A Passion Rooted in the Maine Coast
Somers’s path to the MDI Biological Laboratory feels very full-circle. Growing up in Maine, she was the kid who spent hours looking at bugs, worms, and sea glass. Her grandfather sent her a small microscope when she was young, and that was it. She was hooked.
She brings a photographer's eye to her scientific work. This isn't just a job; it’s a calling. She’s been vocal about how important research funding is for Maine, noting that institutions like MDIBL are the "lifeblood of progress" for the state.
She actually met her fiancé at the lab. For her, the lab isn't just a workplace—it’s a community. It’s a place where a kid from Maine can stay in Maine and do world-class, cutting-edge science.
What You Can Learn from the MDIBL Approach
If you’re interested in the intersection of tech and biology, Hannah Somers’s work at the Mount Desert Island Biological Laboratory offers a few actionable takeaways:
- Don't ignore the "Art" in STEM: Scientific communication is often boring. Using high-end imaging to make data beautiful is how you get people to care about your research.

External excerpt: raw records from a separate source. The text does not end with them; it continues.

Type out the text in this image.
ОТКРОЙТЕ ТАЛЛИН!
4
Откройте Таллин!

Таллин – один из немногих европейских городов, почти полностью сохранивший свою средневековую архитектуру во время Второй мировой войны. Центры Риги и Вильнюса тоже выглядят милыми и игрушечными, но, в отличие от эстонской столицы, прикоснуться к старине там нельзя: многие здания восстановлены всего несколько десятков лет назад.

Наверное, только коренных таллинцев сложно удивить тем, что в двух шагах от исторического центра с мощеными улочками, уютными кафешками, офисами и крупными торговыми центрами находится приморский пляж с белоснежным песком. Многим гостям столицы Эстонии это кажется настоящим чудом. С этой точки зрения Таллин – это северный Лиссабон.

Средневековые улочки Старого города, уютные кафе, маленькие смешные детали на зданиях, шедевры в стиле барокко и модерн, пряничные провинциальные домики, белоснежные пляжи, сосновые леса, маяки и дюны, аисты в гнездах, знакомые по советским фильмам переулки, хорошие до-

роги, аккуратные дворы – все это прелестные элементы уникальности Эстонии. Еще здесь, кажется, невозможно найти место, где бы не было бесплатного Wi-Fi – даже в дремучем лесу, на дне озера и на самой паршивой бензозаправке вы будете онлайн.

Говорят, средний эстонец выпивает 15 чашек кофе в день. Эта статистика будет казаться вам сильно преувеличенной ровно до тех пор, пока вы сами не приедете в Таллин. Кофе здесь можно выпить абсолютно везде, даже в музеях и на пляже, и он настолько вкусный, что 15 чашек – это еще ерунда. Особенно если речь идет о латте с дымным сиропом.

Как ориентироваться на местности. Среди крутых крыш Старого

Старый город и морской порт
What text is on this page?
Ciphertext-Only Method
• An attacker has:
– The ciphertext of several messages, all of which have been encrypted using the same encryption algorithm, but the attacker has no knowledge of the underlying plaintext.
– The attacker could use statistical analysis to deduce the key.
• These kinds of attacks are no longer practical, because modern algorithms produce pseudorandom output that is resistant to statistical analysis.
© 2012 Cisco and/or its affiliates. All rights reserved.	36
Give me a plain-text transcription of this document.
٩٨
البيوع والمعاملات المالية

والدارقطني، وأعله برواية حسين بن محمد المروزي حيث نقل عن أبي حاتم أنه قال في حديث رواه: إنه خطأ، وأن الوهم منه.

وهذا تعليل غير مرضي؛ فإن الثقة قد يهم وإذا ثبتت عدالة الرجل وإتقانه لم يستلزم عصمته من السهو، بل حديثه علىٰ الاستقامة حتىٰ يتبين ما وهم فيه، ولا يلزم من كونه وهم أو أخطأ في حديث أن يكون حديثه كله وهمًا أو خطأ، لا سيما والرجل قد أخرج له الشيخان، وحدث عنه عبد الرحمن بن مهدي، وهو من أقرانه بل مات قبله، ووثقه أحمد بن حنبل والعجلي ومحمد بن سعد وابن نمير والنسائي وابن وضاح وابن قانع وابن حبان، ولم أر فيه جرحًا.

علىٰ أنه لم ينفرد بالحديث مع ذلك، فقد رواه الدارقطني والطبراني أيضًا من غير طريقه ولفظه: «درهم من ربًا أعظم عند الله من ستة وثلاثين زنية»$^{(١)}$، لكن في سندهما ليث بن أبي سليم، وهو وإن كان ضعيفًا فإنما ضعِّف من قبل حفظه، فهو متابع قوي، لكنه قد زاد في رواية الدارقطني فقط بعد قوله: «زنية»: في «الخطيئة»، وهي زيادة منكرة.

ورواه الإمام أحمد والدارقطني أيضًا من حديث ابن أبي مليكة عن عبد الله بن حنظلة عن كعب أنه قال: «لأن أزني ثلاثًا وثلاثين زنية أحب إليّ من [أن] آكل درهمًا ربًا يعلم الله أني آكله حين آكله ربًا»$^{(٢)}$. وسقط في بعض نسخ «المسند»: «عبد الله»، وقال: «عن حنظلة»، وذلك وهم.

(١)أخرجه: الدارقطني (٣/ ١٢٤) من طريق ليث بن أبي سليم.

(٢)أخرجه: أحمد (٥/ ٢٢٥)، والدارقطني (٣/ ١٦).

- Look at Model Organisms: You don't always need to study humans to solve human problems. The transparency of a zebrafish or the short lifespan of a killifish provides data you simply can't get elsewhere.
- Invest in Imaging: If you're in the biotech space, the bottleneck is often seeing the results. Tools like the mesoSPIM are changing the game by providing 3D context that 2D slides miss.
Hannah Somers is proving that you don't need to be in a massive city like Boston or San Francisco to change the world of medicine. Sometimes, all you need is a very powerful laser, a tiny fish, and a perspective shaped by the Maine coast.
Actionable Next Steps:
If you want to follow in these footsteps or support this kind of work, look into the Maine INBRE program, which helps students and researchers get access to the high-end microscopy facilities at MDIBL. You can also explore the annual Nikon Small World galleries to see how digital image analysts are turning raw data into public-facing science education.